The beaches around Faro are known as sandspits and they form the outer edge of the Ria Formosa lagoons and marshlands. Praia de Faro is the only one that can be reached by road, the others have to be reached by ferry.
If you wish to take a ferry out to the other islands then these leave from the Porta Nova pier which is east of the marina, follow the railway line past the fire station and you will see the pier.
Ilha Deserta and Ilha da Culatera are the two islands to visit. They are both very beautiful and I have already reviewed these islands in my Olhao review so I won't go into too much detail.
However I will give you the ferry times: Ilha Deserta - 4 crossings a day - 10.00, 11.30, 13.00 and 16.15. The last return is at 18.00 and the ferry only runs from the beginning of June until the end of September. The price of a ticket is 7 euros return.
The ferry to Ilha da Culatera runs more often than to Deserta and there is also a 24 hour water taxi service. The cost of a ticket is 5 euros return.
Both these islands are worth a visit if only just to view the expanse of beautiful golden sand. Restaurants and cafes are available on Culatera but there is only one restaurant open on Deserta. Both beaches are supervised during high season.

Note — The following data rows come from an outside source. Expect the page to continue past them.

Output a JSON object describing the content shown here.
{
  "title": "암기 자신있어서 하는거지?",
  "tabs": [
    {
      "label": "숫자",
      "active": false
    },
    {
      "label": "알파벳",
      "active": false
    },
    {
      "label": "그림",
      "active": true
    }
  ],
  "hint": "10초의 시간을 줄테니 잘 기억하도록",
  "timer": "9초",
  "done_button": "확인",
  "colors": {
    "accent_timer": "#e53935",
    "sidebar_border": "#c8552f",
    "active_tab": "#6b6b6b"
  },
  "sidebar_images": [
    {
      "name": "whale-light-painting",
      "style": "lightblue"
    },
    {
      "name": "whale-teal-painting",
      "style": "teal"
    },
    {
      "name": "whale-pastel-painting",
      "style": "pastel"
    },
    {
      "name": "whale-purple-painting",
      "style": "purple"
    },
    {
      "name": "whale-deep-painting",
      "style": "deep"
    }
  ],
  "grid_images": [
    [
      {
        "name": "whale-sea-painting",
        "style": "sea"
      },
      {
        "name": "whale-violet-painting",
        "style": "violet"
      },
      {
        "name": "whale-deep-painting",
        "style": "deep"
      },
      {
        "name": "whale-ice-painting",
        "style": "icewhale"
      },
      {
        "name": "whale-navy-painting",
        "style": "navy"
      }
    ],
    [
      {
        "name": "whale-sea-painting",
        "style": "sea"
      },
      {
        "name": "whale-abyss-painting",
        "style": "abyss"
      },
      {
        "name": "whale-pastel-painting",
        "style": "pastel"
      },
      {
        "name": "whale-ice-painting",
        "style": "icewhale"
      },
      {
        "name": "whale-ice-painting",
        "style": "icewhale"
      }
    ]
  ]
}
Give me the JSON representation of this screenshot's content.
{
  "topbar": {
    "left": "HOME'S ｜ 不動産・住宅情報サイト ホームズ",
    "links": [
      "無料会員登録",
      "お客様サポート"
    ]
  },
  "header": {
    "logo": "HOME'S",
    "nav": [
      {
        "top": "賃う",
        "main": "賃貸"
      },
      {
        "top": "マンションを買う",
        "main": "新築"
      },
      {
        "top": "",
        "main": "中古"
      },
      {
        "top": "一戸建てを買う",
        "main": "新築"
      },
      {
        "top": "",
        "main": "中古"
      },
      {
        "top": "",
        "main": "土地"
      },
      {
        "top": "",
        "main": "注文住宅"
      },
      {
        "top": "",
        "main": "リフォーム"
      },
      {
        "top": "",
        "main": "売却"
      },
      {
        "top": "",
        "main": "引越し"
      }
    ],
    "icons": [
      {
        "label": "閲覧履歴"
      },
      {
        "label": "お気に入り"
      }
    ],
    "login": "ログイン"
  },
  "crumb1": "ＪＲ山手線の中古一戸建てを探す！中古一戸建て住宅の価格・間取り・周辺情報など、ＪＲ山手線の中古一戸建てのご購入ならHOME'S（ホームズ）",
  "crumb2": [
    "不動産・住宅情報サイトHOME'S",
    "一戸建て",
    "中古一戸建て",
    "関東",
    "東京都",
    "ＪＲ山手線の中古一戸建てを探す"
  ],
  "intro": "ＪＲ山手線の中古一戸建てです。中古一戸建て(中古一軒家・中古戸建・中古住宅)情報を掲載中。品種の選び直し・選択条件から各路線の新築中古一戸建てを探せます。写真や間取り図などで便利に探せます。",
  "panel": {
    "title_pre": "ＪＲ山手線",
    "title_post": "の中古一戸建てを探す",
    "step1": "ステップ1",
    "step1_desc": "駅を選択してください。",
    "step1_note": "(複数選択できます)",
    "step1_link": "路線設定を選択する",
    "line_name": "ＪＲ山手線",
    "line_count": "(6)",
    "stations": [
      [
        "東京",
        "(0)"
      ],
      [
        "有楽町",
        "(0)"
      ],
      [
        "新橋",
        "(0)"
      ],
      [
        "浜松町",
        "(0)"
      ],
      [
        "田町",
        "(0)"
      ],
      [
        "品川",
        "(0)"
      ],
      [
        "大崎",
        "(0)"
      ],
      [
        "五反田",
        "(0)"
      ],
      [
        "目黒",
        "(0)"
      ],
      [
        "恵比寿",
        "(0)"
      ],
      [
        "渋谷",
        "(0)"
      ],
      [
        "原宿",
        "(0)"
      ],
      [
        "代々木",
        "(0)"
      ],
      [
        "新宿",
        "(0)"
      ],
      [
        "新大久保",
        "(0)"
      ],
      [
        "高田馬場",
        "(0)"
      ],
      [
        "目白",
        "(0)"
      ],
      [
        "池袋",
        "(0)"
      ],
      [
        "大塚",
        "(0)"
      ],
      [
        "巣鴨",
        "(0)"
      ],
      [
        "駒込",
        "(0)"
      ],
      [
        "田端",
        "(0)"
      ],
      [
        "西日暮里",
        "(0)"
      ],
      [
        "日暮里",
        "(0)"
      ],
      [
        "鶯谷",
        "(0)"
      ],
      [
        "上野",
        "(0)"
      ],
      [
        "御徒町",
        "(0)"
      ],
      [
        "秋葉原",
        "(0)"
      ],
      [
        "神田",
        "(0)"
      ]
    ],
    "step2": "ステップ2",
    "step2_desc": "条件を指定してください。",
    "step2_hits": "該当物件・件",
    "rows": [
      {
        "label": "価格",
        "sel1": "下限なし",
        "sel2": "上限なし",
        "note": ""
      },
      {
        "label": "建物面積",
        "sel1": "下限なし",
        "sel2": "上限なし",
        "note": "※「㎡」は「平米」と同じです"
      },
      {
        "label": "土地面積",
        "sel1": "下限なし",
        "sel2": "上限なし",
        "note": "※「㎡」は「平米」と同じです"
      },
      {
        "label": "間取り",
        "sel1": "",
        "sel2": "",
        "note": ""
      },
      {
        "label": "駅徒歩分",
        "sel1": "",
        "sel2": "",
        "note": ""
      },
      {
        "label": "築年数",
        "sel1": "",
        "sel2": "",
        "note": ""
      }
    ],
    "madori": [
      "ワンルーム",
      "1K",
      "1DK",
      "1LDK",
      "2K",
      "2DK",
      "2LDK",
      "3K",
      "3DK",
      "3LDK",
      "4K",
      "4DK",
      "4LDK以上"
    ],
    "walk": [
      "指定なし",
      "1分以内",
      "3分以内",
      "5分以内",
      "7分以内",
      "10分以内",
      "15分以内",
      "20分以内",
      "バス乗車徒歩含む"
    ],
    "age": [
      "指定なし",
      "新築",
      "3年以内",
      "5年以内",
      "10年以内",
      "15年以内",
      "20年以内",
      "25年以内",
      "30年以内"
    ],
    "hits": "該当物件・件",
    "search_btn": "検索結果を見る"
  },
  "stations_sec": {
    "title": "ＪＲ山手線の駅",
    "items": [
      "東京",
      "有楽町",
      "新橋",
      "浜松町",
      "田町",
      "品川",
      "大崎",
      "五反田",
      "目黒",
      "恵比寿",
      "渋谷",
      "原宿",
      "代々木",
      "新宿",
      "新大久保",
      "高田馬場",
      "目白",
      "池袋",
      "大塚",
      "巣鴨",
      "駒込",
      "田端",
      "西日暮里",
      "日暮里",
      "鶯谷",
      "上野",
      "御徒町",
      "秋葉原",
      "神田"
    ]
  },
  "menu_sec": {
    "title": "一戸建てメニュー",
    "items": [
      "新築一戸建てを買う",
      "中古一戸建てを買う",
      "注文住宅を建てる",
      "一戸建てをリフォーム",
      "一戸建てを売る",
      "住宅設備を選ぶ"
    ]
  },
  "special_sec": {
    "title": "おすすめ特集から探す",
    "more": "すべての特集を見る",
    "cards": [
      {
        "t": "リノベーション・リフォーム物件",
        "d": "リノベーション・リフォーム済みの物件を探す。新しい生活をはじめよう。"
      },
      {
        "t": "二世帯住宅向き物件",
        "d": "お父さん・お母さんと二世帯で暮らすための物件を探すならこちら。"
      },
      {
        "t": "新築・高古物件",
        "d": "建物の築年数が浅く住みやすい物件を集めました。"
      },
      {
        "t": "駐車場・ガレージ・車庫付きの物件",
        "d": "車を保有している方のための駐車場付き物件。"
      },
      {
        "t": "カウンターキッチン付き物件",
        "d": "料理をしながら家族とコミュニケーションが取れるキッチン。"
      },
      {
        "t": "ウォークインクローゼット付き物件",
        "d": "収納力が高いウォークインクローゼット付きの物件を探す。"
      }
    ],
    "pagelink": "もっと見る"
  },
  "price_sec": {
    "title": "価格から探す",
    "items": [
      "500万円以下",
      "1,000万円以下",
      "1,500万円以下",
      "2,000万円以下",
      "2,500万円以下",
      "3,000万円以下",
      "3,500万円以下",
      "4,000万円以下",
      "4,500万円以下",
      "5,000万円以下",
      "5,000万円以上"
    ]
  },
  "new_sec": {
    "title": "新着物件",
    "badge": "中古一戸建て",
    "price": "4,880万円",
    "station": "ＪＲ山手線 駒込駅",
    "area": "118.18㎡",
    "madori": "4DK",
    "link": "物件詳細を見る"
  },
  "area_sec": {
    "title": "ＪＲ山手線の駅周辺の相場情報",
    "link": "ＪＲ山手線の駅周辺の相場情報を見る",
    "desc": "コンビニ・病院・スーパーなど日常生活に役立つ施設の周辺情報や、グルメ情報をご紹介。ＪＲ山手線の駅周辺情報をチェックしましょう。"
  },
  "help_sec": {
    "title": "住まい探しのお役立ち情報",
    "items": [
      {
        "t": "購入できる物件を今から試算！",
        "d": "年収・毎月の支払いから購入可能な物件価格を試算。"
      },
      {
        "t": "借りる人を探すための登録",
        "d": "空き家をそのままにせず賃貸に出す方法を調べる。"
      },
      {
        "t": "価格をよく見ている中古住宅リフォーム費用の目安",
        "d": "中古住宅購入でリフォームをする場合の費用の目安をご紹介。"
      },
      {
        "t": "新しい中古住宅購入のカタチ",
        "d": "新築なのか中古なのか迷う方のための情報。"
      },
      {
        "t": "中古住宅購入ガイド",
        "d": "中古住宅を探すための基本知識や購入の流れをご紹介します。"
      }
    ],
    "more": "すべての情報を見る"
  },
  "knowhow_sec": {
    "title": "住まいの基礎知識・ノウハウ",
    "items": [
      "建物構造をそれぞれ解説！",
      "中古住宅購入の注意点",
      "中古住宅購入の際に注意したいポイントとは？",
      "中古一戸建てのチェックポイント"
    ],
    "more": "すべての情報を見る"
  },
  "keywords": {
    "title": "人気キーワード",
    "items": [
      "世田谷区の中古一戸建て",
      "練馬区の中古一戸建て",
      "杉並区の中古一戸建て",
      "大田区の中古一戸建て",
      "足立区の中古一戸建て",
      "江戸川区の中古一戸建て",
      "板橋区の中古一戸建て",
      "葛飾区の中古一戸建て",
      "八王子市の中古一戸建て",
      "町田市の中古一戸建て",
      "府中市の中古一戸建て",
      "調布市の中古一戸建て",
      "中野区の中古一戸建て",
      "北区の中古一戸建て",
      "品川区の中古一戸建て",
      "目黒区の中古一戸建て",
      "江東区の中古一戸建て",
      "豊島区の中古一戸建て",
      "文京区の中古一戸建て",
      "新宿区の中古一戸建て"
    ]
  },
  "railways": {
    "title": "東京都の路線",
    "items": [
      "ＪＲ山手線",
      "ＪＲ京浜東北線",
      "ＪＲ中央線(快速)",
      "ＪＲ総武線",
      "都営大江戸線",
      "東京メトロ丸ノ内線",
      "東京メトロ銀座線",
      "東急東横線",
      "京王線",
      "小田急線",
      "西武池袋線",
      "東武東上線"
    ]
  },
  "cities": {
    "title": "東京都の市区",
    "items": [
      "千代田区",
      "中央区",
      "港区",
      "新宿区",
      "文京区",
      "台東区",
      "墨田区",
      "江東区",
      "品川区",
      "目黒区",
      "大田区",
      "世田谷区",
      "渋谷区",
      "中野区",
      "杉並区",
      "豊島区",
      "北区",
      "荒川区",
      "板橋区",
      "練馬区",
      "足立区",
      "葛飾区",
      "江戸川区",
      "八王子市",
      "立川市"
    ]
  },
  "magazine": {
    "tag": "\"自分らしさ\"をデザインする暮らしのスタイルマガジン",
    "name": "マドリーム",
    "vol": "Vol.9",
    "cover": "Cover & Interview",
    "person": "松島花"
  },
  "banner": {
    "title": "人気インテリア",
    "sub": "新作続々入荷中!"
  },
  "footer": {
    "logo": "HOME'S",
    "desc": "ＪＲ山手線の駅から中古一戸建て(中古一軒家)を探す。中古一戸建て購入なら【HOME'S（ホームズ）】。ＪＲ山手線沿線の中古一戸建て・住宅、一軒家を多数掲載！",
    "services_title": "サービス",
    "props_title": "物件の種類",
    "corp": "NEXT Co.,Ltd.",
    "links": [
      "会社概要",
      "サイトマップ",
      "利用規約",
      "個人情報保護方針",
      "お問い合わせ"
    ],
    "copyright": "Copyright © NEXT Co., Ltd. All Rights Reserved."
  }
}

If you are not a beach lover then you can always head for the streets after the Manuel Bivar gardens which take you into a pedestrianised area. Here streets criss cross at various angles and cafes and restaurants sit around cobbled squares. As you leave the waterfront behind you enter into an area where the modern office and apartment blocks take over and you become enveloped in the hustle and bustle of a working Faro.
For shopaholics Faro has a shopping mall called Forum Algarve which is situated on the main EN 125 road approaching from the airport side of Faro. This shopping mall has a great selection of cafes, shops and restaurants and a central square which is open air. Every Christmas it is home to a very large silver Christmas tree and an outside ice rink.
Faro has cafes and restaurants all around the town and waterfront so you won't have to worry about finding a place to eat. As you might guess the gastronomy of Faro is based around the fresh fish and sea food that is so readily available. Dishes like stuffed squid (lulas recheadas), Beef de Atum (tuna steaks) often cooked with tomatoes, garlic and onions are some of the dishes served and of course sardines, freshly grilled served with boiled potatoes and a fresh salad. My own personal favourite dish is a stew (estufado) consisting of broad beans (favas) cooked with chourico, smoky bacon, garlic and herbs. It is absolutely delicious served with fresh bread. For the meat eaters a traditional Faro dish is pork with clams (Carne de porco com ameijoas).
Desserts revolve around figs, dates, almond and eggs. Sweet almond paste shaped into flowers or fruits are very typical of this area as 'queijos de figo' are also. These are small fig cakes shaped like small cheeses. Very rich in taste but quite delicious if you like figs.
As with all areas of Portugal there are favourite local dishes that feature on menus but most restaurants will have a choice of salads, omelettes and pasta dishes. Unfortunately Portugal is still a bit slow when it comes to catering for vegetarians.
I know Faro isn't a city most visitors would choose to visit because once arriving at the airport they are always keen to travel on to their beach destination but believe me it is worth a visit as it has its own very special charm.
Summary: A lovely, old town that sometimes get passed by.